Many pages of the novel are filled with white space, while others are crammed with text. The resulting effect is a sense of unpredictability and uncertainty, not unlike the uncertainty experienced by the islanders who receive reports of car bombs and shootings almost daily. Though the novel’s imbalanced rhythm can initially feel inaccessible, it forces its readers to reflect on the conventional ways we tell stories about times of turbulence, violence, and upheaval. It is precisely these historical periods that Magee seems most interested in exploring: Her first novel The Undertaking was set in Germany and the Soviet Union during World War II. Magee’s stylistic decisions in The Colony suggest that the uniformity of language and narration typically found in novels cannot accurately capture the turbulence of the Troubles or its impact on the Irish. For readers who persist, the once-jarring structure gives way to a sort of rhythm, like a winter famine followed by a summer feast—but only if you stay engaged, stay immersed.
Language also plays a dynamic role in the novel. Though written almost entirely in English, the novel features the Irish language in dialogue between English and Irish speakers. When Mr. Lloyd paints Mairéad, their conversation shifts between languages, both characters using gestures and nonverbal signals to communicate.
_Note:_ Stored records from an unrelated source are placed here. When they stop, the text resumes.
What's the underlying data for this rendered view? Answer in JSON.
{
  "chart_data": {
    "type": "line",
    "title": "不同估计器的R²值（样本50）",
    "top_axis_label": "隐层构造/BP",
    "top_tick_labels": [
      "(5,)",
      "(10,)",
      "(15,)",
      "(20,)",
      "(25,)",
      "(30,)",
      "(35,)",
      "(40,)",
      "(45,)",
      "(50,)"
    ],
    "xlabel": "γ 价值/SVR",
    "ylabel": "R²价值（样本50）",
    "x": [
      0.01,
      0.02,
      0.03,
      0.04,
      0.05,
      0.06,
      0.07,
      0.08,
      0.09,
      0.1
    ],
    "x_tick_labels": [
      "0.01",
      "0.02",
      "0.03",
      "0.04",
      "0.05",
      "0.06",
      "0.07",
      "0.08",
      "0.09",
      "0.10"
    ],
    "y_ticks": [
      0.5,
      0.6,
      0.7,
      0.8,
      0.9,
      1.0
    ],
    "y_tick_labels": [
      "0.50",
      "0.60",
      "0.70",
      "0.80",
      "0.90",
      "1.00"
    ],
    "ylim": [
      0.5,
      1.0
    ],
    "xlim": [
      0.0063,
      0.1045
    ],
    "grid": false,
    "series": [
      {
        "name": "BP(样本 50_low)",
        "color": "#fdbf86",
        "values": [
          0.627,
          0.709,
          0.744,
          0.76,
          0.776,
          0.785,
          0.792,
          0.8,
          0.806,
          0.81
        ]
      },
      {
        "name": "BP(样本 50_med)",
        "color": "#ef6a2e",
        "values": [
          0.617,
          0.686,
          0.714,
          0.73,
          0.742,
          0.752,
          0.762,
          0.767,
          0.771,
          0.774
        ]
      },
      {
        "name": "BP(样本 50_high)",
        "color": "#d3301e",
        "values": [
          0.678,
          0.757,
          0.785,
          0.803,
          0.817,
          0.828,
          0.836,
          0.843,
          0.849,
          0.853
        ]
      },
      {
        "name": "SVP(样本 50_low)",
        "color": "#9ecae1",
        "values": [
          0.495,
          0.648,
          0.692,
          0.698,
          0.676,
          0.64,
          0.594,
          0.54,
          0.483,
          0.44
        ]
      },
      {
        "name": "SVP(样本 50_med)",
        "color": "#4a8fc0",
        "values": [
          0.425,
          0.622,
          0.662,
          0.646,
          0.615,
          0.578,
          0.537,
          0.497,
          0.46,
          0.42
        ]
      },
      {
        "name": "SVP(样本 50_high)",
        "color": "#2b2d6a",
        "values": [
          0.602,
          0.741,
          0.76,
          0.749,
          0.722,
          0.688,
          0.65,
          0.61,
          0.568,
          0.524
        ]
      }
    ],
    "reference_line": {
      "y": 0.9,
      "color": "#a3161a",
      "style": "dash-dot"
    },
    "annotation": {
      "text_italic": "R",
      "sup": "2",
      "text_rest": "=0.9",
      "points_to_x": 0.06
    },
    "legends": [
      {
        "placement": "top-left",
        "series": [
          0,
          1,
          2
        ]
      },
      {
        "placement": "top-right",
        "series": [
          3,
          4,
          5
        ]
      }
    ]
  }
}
Readers unfamiliar with the Irish language must use context clues or Mairéad’s occasional, short English translations to understand the conversation. By contrast, when Irish speakers converse with one another, the dialogue is written in English, though readers are to assume the dialogue is spoken in Irish. Much to JP’s dismay, Mr. Lloyd’s presence on the island makes James and Mairéad speak more English. Ultimately, written Irish, as Magee wields it, is used to demonstrate Mr. Lloyd’s lack of understanding of the native language, and the wider ignorance of the colonized by colonizers.
Overall, the novel’s reluctance to conform to conventions is successful, even inspiring, though some grammatical and stylistic decisions threaten to confuse the casual reader. There are no quotation marks used in this dialogue-heavy book. Instead, readers must rely on the patterns of speech and the use of addresses to follow conversations. Elsewhere, Magee’s use of masculine pronouns instead of proper names makes shifts between Mr. Lloyd and JP difficult to distinguish. Narration often moves from third person into first person and back again. At times, rereading is essential, but close readers need not be afraid of losing their way. The Colony is not a simple read; it’s not supposed to be. Instead, it’s imbued with meaning, sweeping readers up in an inspired narrative with a novel structure. In less capable hands, the novel’s blend of styles might muddle the narrative, but Magee strikes an expert balance of imagination and lucidity.
In fact, clarity was so important to Magee that she chose to add Irish translations to the novel after receiving resistance from early readers. “Do we feel a little bit threatened by Irish?” she asked in a recent interview in the Irish Independent. “When you look at the colonial system, one of the things they want to eradicate is the native language, because they don’t understand what’s going on and they can’t control it.” Magee, who was initially trained as a French- and German-speaking linguist admits she had to reckon with her own relationship to her mother tongue when she began writing the novel. So she committed herself to Irish language research, weaving the literary, the historical, and the journalistic in a narrative that challenges the way we tell stories.
So don’t be intimidated by The Colony. Like Magee’s study of the Irish language, it proves that the path to understanding is a meaningful one.